Given the controversy that raged for months over the building bylaw, you might be forgiven for thinking that the allegations flying about were true. I’ll forgive you. Not to say that some mistakes were not made (I haven’t met any super humans in the Board or Administration), but nothing was done with malicious intent and, in the end, those who don’t want and those who do want have their needs met.
In a democratic society it is not the majority who must always get its way. Solutions must always be found for accommodating the legitimate needs of minorities. For now we have a workable solution. No doubt improvements to the means will come to light in months and years ahead. That’s why a Board always endeavours to engage the services of the most experienced, intelligent, and honest Administration as we have.

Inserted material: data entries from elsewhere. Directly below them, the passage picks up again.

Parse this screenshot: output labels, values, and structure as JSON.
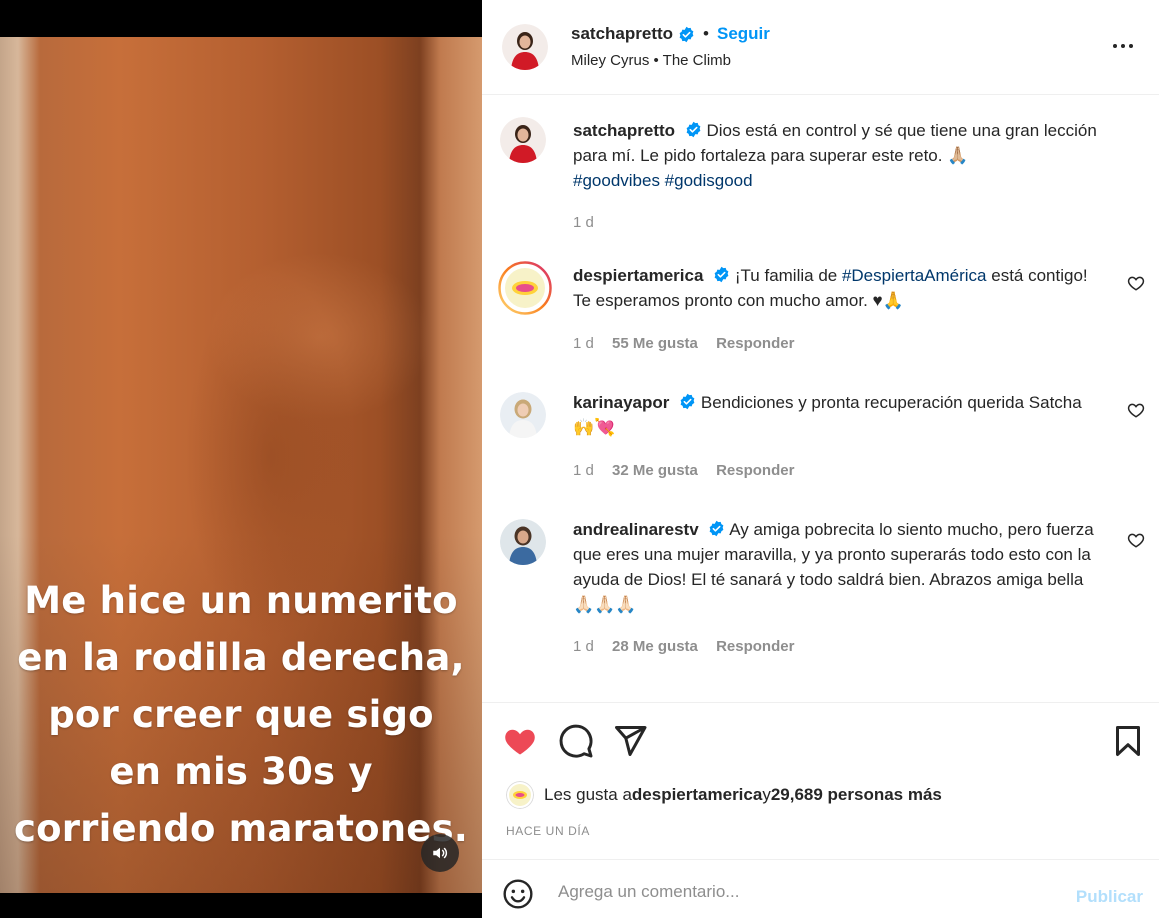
{
  "media": {
    "caption_lines": [
      "Me hice un numerito",
      "en la rodilla derecha,",
      "por creer que sigo",
      "en mis 30s y",
      "corriendo maratones."
    ]
  },
  "header": {
    "username": "satchapretto",
    "separator": "•",
    "follow_label": "Seguir",
    "music": "Miley Cyrus • The Climb"
  },
  "caption": {
    "username": "satchapretto",
    "text": "Dios está en control y sé que tiene una gran lección para mí. Le pido fortaleza para superar este reto. 🙏🏼",
    "hashtags": "#goodvibes #godisgood",
    "time": "1 d"
  },
  "comments": [
    {
      "username": "despiertamerica",
      "pre": "¡Tu familia de ",
      "tag": "#DespiertaAmérica",
      "post": " está contigo! Te esperamos pronto con mucho amor. ♥🙏",
      "time": "1 d",
      "likes": "55 Me gusta",
      "reply": "Responder"
    },
    {
      "username": "karinayapor",
      "text": "Bendiciones y pronta recuperación querida Satcha 🙌💘",
      "time": "1 d",
      "likes": "32 Me gusta",
      "reply": "Responder"
    },
    {
      "username": "andrealinarestv",
      "text": "Ay amiga pobrecita lo siento mucho, pero fuerza que eres una mujer maravilla, y ya pronto superarás todo esto con la ayuda de Dios! El té sanará y todo saldrá bien. Abrazos amiga bella 🙏🏻🙏🏻🙏🏻",
      "time": "1 d",
      "likes": "28 Me gusta",
      "reply": "Responder"
    }
  ],
  "likes": {
    "prefix": "Les gusta a ",
    "user": "despiertamerica",
    "middle": " y ",
    "count": "29,689 personas más"
  },
  "timestamp": "HACE UN DÍA",
  "add_comment": {
    "placeholder": "Agrega un comentario...",
    "publish_label": "Publicar"
  },
  "colors": {
    "accent": "#0095f6",
    "liked": "#ed4956",
    "muted": "#8e8e8e"
  },
  "icons": [
    "sound-icon",
    "verified-icon",
    "more-icon",
    "heart-icon",
    "comment-icon",
    "share-icon",
    "bookmark-icon",
    "emoji-icon"
  ]
}
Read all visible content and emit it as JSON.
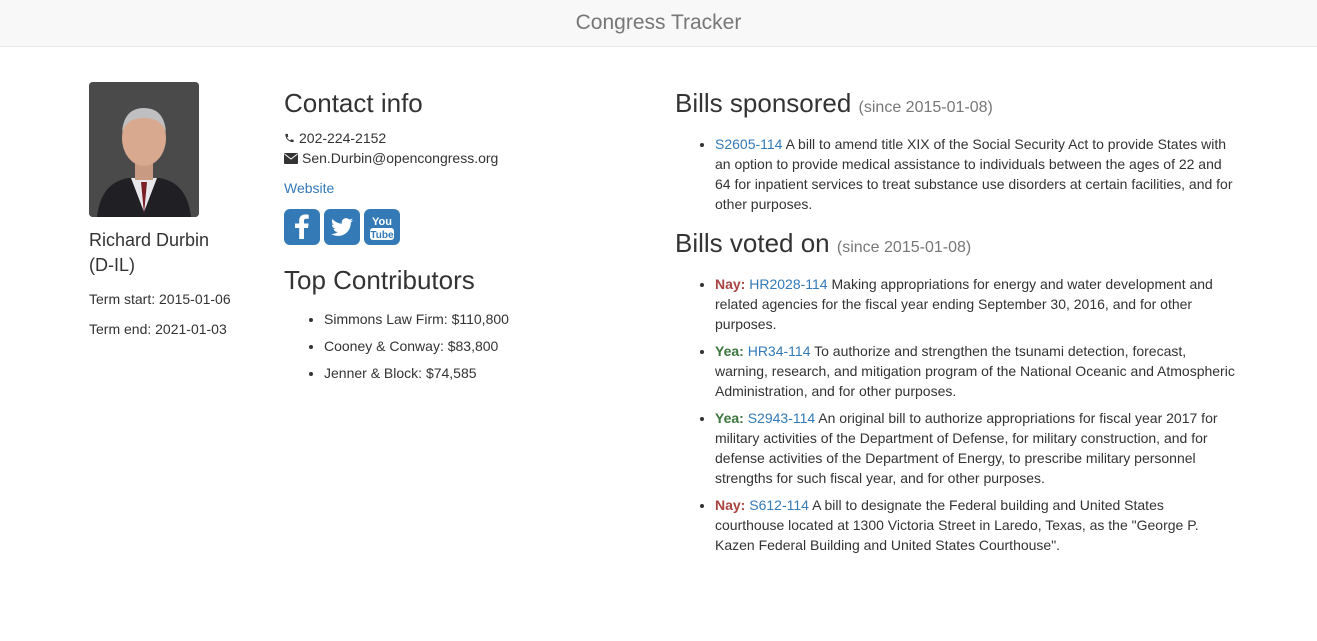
{
  "navbar": {
    "title": "Congress Tracker"
  },
  "profile": {
    "name": "Richard Durbin",
    "party": "(D-IL)",
    "term_start": "Term start: 2015-01-06",
    "term_end": "Term end: 2021-01-03",
    "photo_icon": "portrait-photo"
  },
  "contact": {
    "heading": "Contact info",
    "phone": "202-224-2152",
    "email": "Sen.Durbin@opencongress.org",
    "website_label": "Website",
    "social": [
      {
        "name": "facebook-icon"
      },
      {
        "name": "twitter-icon"
      },
      {
        "name": "youtube-icon"
      }
    ]
  },
  "contributors": {
    "heading": "Top Contributors",
    "items": [
      "Simmons Law Firm: $110,800",
      "Cooney & Conway: $83,800",
      "Jenner & Block: $74,585"
    ]
  },
  "bills_sponsored": {
    "heading": "Bills sponsored",
    "since": "(since 2015-01-08)",
    "items": [
      {
        "id": "S2605-114",
        "title": "A bill to amend title XIX of the Social Security Act to provide States with an option to provide medical assistance to individuals between the ages of 22 and 64 for inpatient services to treat substance use disorders at certain facilities, and for other purposes."
      }
    ]
  },
  "bills_voted": {
    "heading": "Bills voted on",
    "since": "(since 2015-01-08)",
    "items": [
      {
        "vote": "Nay:",
        "id": "HR2028-114",
        "title": "Making appropriations for energy and water development and related agencies for the fiscal year ending September 30, 2016, and for other purposes."
      },
      {
        "vote": "Yea:",
        "id": "HR34-114",
        "title": "To authorize and strengthen the tsunami detection, forecast, warning, research, and mitigation program of the National Oceanic and Atmospheric Administration, and for other purposes."
      },
      {
        "vote": "Yea:",
        "id": "S2943-114",
        "title": "An original bill to authorize appropriations for fiscal year 2017 for military activities of the Department of Defense, for military construction, and for defense activities of the Department of Energy, to prescribe military personnel strengths for such fiscal year, and for other purposes."
      },
      {
        "vote": "Nay:",
        "id": "S612-114",
        "title": "A bill to designate the Federal building and United States courthouse located at 1300 Victoria Street in Laredo, Texas, as the \"George P. Kazen Federal Building and United States Courthouse\"."
      }
    ]
  },
  "colors": {
    "link": "#337ab7",
    "nay": "#a94442",
    "yea": "#3c763d",
    "muted": "#777777"
  }
}
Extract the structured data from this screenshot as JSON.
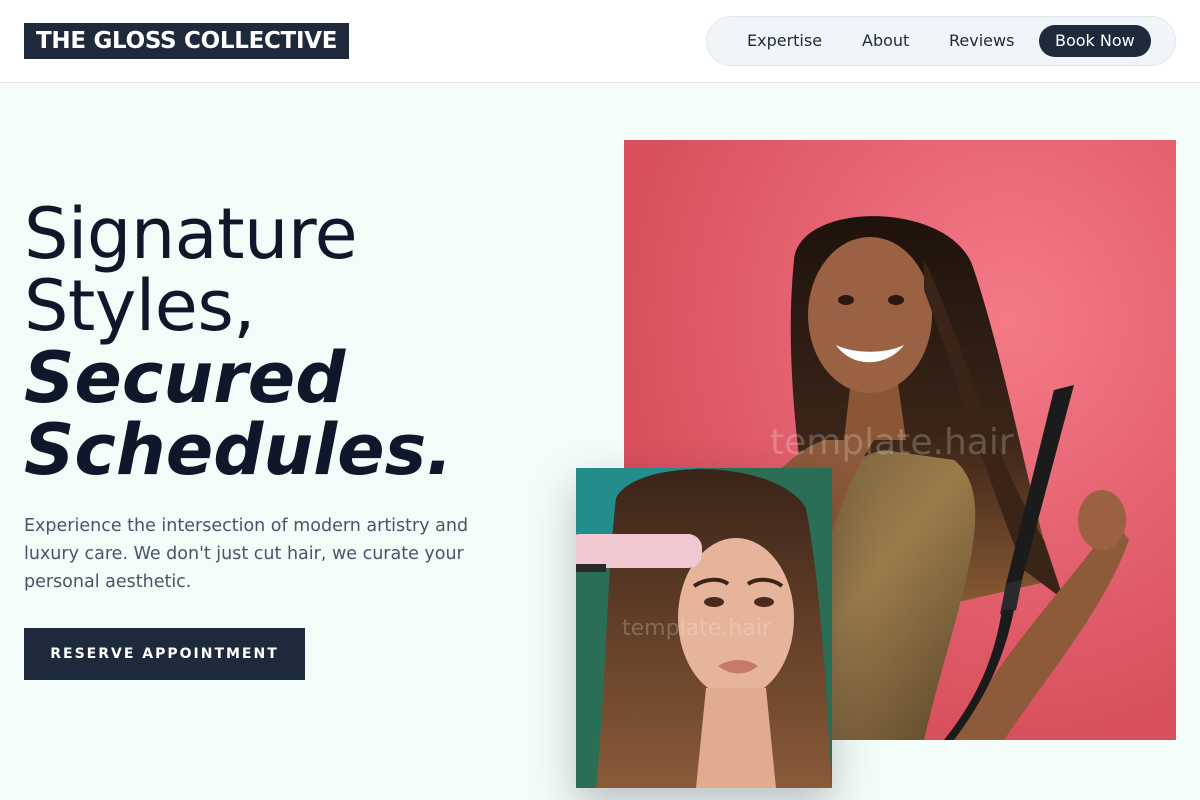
{
  "brand": {
    "logo_text": "THE GLOSS COLLECTIVE"
  },
  "nav": {
    "items": [
      {
        "label": "Expertise"
      },
      {
        "label": "About"
      },
      {
        "label": "Reviews"
      }
    ],
    "book_label": "Book Now"
  },
  "hero": {
    "headline_line1": "Signature",
    "headline_line2": "Styles,",
    "headline_line3": "Secured",
    "headline_line4": "Schedules.",
    "description": "Experience the intersection of modern artistry and luxury care. We don't just cut hair, we curate your personal aesthetic.",
    "cta_label": "RESERVE APPOINTMENT"
  },
  "images": {
    "main_watermark": "template.hair",
    "secondary_watermark": "template.hair"
  },
  "colors": {
    "primary_dark": "#1e293b",
    "background": "#f3fcf8",
    "photo_backdrop": "#e95c6b"
  }
}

With that episode behind us we are now free to get on with the business at hand. For some reason, the most popular business in the Regional District has to do with land-use issues. Next to bylaws, land use probably carries the greatest potential for dispute – between neighbours, between developers and the PRRD, between land owners who want to keep the status quo and those who seek financial opportunity in change. Through developing comprehensive Official Community Plans, zoning and building regulations, and, dare I use the word, bylaws, the PRRD seeks to serve as far as possible the best interests of all area residents. A daunting task!
There is a significant working relationship between the PRRD and the District of Chetwynd. The PRRD owns a number of facilities within town and funds others. This means that if you happen to live on an acreage where you have the freedom to feed your chicks and tickle your piggy every morning before work you are also contributing through your taxes to facilities within town – that you might never use. Sorry; that’s life in century 21. But it’s appreciated in town.
A good relationship example is the Chetwynd and District Recreation Centre. Owned by the Peace River Regional District, managed by the District of Chetwynd, and funded by everyone even if everyone doesn’t use it. It’s a magnificent facility. If you haven’t dipped in its pool, tested its weights, bladed its ice, or swept before the rock, you owe yourself a treat. Test it out.
Other very important areas of overlapping interest include the Fire Department, Cemetery, Landfill, and Museum. Try living or dying without those services.